Mouse strain-dependent hepatic interaction of psychoactive agents with ethanol and biogenic aldehydes metabolizing enzymes

The effect of multiple dose regimens of amantadine, reserpine, chlorpromazine alone or combined on liver alcohol (L-ADH) and aldehyde dehydrogenase (L-ALDH) was studied in three strains of mice. A strain-dependent difference between endogenous specific activity of these enzymes and their sensitivity to the agents studied was determined.

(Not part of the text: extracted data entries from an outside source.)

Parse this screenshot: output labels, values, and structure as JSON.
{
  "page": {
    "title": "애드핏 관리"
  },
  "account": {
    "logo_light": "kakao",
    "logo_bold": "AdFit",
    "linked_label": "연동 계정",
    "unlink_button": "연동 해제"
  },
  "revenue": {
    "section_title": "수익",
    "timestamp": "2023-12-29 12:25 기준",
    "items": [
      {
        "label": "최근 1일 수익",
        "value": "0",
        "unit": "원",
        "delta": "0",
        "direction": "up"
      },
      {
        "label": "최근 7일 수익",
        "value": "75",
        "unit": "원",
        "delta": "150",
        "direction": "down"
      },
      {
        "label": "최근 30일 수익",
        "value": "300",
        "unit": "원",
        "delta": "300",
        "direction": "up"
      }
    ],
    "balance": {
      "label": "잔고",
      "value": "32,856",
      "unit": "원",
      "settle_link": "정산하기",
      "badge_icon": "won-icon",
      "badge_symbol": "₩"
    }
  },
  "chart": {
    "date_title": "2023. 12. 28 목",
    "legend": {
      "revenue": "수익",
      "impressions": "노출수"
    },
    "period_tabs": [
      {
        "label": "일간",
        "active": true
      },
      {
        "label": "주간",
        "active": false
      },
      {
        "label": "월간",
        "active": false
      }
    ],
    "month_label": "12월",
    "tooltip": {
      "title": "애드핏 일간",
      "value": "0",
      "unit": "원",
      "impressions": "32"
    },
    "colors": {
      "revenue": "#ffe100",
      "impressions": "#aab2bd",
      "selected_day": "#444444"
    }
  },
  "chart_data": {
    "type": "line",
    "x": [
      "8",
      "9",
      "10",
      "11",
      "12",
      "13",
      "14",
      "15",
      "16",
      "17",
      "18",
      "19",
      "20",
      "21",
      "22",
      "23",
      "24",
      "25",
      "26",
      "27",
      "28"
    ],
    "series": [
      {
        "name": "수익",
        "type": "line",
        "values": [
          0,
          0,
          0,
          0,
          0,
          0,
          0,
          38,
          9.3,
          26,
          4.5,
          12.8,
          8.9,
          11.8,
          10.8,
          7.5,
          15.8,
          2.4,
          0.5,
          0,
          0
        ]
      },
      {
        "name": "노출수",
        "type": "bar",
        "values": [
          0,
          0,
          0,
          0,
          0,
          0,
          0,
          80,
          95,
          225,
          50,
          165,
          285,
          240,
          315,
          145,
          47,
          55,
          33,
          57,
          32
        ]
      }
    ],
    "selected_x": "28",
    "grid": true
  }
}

The C57BL/6 mice showed most resistance to drug effect and possessed greater activity of mitochondrial L-ALDH isoenzymes and L-ADH than either ICR or BALB/C mouse strains, respectively. Amantadine induced both L-ADH and mitochondrial L-ALDH while reserpine inhibited them also as a function of mouse strain. Both reserpine-and chlorpromazine-mediated inhibition of albino ICR mouse L-ADH and BALB/C mitochondrial L-ALDH was alleviated by pretreatment with amantadine. This indicates antagonism between amantadine and these agents. The results suggest a genotypic sensitivity to drug action which may explain the individual sensitivity to the development of chlorpromazine and reserpine-produced side-effects, and the potency of amantadine in management of such drug-induced adverse reactions.